I definitely remember a lot of time spent tweaking histogram buckets for performance vs. accuracy. The default bucketing algorithm at the time was powers of 4 or something very unusual like that.
It's because powers of four was great for the original application of statistics on high traffic services where the primary thing the user was interested in was deviations from the norm, and with a high traffic system the signal for what the norm is would be very strong.
I tried applying it to a service with much lower traffic and found the bucketing to be extremely fussy.
My personal opinion is that they should have done a log linear histogram which solves the problems you mention (with other trade offs) but to me the big news was making the db flexible enough to have that data type.
Leaving the world of single numeric type for each datum will influence the next generation of open source metrics db.
Yeah it was a tough tradeoff for the default case, because the team didn't want to use too much memory in everyone's binary since the RPC metrics were on by default. This is easily changeable by the user if necessary, though.
The histograms are useful on their own (visualized as a heatmap). If percentile lines are necessary (and they often aren't), I prefer to overlay them on top of the heatmap so it is clear where the bucket edges are.

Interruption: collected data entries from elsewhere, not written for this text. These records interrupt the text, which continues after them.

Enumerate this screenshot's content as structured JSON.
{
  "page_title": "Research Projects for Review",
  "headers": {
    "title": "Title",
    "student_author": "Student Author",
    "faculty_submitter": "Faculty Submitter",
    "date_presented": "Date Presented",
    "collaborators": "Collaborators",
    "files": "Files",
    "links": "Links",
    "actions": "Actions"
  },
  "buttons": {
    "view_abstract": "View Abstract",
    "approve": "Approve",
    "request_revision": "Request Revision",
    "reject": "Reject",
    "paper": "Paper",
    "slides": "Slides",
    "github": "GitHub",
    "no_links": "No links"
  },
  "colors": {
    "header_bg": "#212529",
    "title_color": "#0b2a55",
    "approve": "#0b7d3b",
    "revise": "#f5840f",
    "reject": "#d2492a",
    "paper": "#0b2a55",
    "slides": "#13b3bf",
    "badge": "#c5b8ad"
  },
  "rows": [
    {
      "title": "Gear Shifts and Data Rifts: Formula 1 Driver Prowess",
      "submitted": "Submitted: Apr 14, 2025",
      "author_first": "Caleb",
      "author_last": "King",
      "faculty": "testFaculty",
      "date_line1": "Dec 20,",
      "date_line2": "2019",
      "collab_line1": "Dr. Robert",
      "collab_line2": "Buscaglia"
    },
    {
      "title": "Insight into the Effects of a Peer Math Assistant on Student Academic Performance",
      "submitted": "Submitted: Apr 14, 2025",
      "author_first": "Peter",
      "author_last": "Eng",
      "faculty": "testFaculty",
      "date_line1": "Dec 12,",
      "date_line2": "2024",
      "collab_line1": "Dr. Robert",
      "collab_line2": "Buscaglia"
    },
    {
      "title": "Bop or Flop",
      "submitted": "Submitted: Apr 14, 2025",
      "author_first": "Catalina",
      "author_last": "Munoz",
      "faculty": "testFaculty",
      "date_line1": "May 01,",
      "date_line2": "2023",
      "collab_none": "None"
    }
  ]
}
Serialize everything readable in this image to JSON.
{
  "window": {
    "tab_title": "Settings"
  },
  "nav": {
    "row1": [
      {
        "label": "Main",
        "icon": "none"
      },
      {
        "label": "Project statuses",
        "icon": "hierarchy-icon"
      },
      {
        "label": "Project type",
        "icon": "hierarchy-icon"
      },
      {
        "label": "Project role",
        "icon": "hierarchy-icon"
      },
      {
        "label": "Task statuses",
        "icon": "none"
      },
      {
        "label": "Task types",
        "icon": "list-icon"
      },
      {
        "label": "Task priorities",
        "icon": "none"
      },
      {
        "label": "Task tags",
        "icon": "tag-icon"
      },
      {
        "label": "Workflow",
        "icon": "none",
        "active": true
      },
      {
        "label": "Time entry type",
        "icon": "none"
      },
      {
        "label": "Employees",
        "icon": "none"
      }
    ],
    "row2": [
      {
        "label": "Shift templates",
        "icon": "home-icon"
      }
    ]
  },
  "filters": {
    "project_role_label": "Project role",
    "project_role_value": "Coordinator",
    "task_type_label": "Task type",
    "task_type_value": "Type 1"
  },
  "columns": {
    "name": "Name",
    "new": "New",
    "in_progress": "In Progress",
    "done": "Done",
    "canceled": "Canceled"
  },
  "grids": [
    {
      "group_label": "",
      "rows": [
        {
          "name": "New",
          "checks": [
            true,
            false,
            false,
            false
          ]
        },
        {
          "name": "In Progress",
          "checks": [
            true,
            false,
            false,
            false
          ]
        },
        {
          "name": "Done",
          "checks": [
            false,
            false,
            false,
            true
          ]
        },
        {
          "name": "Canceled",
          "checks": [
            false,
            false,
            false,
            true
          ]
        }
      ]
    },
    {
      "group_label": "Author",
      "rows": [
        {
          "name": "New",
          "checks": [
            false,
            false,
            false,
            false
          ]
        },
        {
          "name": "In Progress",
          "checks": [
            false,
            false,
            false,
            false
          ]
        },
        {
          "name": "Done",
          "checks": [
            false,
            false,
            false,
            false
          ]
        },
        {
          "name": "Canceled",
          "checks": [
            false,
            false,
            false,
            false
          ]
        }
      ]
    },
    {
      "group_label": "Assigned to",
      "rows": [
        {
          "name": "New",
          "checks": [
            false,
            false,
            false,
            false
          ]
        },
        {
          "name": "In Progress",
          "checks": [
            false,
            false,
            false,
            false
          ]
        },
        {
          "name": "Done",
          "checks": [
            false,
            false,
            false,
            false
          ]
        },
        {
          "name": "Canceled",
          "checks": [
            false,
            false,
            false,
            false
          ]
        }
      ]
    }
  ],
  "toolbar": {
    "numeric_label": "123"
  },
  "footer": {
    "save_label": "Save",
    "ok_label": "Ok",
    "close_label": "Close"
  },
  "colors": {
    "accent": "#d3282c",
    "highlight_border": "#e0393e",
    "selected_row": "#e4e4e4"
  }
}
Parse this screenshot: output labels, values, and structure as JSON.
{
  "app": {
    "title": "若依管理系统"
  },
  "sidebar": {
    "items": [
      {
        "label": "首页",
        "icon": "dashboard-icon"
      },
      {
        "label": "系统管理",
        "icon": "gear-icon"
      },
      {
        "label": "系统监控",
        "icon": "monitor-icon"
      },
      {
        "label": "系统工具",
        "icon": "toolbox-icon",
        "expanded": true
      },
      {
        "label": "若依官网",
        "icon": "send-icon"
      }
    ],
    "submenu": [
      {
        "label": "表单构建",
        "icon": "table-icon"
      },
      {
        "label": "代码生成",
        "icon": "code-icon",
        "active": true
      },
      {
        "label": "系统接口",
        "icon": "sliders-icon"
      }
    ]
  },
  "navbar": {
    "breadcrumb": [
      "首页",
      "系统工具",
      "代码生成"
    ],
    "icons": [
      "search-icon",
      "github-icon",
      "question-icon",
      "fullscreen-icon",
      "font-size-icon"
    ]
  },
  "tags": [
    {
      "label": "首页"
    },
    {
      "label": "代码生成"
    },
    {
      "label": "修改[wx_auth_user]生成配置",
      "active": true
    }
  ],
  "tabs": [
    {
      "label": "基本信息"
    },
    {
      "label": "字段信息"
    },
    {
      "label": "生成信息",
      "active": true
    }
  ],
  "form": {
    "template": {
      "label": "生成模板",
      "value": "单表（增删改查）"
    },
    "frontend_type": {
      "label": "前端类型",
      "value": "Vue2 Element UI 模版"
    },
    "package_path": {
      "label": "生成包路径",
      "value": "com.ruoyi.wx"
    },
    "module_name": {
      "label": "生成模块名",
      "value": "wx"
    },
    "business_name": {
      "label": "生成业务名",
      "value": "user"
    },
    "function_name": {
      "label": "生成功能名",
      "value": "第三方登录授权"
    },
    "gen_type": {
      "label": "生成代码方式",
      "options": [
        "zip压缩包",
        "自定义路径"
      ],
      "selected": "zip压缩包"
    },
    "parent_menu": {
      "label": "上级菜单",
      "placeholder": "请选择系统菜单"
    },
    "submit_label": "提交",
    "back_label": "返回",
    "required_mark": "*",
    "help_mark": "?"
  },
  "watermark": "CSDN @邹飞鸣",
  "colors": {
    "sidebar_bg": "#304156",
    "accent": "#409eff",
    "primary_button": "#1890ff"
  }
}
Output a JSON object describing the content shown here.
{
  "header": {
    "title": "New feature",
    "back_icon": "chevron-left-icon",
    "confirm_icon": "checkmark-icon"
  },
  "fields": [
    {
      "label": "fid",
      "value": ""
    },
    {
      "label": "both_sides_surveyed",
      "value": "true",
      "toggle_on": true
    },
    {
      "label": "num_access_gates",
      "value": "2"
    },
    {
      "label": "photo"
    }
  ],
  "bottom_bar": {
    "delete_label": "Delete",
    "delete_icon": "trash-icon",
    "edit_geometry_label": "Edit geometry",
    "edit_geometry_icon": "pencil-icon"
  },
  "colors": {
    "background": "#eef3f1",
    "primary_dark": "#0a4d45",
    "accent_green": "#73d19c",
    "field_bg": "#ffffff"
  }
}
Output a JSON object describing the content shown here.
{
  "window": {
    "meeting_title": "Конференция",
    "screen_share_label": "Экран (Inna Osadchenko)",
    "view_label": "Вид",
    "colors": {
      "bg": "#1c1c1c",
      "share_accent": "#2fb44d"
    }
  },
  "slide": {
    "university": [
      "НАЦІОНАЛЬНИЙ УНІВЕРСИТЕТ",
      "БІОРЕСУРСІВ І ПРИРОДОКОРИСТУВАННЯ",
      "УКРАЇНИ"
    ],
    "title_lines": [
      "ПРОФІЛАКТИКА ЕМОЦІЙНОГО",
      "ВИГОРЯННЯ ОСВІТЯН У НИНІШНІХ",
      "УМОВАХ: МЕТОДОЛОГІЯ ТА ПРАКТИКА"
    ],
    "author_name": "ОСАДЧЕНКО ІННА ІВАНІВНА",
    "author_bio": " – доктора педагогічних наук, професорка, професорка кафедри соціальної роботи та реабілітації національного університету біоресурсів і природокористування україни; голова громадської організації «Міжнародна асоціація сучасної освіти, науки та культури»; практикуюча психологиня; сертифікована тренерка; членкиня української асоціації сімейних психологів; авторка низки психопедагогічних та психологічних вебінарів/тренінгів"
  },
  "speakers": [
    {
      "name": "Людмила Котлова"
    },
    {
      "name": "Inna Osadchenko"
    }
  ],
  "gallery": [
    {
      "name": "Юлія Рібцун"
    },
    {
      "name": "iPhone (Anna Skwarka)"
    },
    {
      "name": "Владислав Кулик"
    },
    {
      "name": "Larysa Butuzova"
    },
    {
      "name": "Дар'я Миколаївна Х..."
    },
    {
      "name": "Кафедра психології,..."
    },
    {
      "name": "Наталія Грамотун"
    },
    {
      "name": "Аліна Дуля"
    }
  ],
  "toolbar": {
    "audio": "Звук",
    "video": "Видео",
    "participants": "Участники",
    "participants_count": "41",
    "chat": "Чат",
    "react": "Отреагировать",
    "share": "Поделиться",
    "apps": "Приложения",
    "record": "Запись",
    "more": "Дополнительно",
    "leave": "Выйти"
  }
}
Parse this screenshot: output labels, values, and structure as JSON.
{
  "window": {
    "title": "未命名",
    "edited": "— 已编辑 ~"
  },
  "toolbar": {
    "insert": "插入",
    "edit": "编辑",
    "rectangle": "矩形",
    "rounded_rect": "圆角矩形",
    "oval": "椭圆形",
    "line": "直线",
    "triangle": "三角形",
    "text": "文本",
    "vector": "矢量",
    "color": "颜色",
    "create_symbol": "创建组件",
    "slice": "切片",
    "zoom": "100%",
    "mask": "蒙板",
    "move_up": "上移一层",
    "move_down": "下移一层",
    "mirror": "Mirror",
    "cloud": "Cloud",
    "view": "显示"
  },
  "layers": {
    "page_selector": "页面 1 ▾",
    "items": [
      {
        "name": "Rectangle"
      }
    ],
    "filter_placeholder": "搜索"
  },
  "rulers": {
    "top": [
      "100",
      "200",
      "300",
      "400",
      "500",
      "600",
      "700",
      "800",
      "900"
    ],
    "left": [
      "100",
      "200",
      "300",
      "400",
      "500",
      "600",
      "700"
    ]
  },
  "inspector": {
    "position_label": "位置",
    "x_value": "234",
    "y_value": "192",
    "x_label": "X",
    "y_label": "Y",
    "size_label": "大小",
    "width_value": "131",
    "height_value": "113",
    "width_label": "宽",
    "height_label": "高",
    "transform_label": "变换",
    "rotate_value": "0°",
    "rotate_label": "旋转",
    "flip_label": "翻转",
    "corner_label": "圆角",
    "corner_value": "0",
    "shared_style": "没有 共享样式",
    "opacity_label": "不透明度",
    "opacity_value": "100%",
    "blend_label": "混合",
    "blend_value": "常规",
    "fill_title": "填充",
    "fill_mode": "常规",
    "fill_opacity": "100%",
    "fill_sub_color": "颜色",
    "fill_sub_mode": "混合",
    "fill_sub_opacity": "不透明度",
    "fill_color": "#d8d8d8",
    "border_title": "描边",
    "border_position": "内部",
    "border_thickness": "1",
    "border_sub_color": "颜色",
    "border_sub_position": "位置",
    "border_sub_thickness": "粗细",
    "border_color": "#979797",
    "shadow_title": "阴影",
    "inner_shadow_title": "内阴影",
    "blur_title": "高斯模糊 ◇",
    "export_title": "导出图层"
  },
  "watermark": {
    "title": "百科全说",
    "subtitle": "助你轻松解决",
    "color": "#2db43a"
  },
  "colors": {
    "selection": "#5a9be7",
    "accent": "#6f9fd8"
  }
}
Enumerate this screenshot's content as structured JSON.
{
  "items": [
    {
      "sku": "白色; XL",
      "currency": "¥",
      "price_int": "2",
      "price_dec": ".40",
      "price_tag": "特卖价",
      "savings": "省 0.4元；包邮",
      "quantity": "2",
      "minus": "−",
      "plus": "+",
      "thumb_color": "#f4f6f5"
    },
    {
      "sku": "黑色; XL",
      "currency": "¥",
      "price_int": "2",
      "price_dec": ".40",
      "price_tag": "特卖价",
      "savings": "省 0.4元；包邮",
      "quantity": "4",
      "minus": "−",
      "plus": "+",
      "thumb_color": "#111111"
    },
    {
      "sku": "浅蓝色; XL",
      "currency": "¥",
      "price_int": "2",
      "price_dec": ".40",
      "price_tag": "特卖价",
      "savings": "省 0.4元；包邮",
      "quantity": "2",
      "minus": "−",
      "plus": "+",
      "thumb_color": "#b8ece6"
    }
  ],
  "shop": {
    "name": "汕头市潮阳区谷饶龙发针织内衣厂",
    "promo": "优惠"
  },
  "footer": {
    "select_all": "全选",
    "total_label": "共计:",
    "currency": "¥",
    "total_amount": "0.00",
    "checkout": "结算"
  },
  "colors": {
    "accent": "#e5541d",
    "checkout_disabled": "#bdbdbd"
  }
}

I've been pretty happy with datadog's distribution type [1] that uses their own approximate histogram data structure [2]. I haven't evaluated their error bounds deeply in production yet, but I haven't had to tune any bucketing. The linked paper [3] claims a fixed percentage of relative error per percentile.
That is a very different tradeoff, though. A DDSketch is absolutely gigantic compared to a power-of-four binned distribution that could be implemented as a vector of integers. A practical DDSketch will be 5KiB+. And when they say DDSketch merges are "fast" they are comparing to other sketches that take microseconds or more to merge, not to CDF vectors that can be merged literally in nanoseconds.
Prometheus is adding sparse histograms. There's a couple of online talks about it already but one of the maintainers, Ganesh, is giving a talk at kubecon on it next week off anyone is attending and curious about it.
Wavefront also has histogram ingestion (I wrote the original implementation, I'm sure it is much better now). Hugely important if you ask me but honestly I don't think that many customers use it.
Granted, it looks like Monarch supports a more cleanly-defined schema for distributions, whereas Prometheus just relies on you to define the buckets yourself and follow the convention of using a "le" label to expose them. But the underlying representation (an empirical CDF) seems to be the same, and so the accuracy tradeoffs should also be the same.
Much different. When you are reporting histograms you can combine them and see the true p50 or whatever across all the individual systems reporting the metric.
Can you elaborate a bit? You can do the same in Prometheus by summing the bucket counts. Not sure what you mean by “true p50” either. With buckets it’s always an approximation based on the bucket widths.
Ah, I misunderstood what you meant. If you are reporting static buckets I get how that is better than what folks typically do but how do you know the buckets a priori? Others back their histograms with things like https://github.com/tdunning/t-digest. It is pretty powerful as the buckets are dynamic based on the data and histograms can be added together.
Yes. This. Also, displaying histograms in heatmap format can allow you to intuit the behavior of layered distributed systems, caches, etc. Relatedly, exemplars allowed tying related data to histogram buckets. For example, RPC traces could be tied to the latency bucket & time at which they complete, giving a natural means to tie metrics monitoring and tracing, so you can "go to the trace with the problem". This is described in the paper as well.
All of those query time histogram aggregations are making pretty subtle trade offs that make analysis fraught.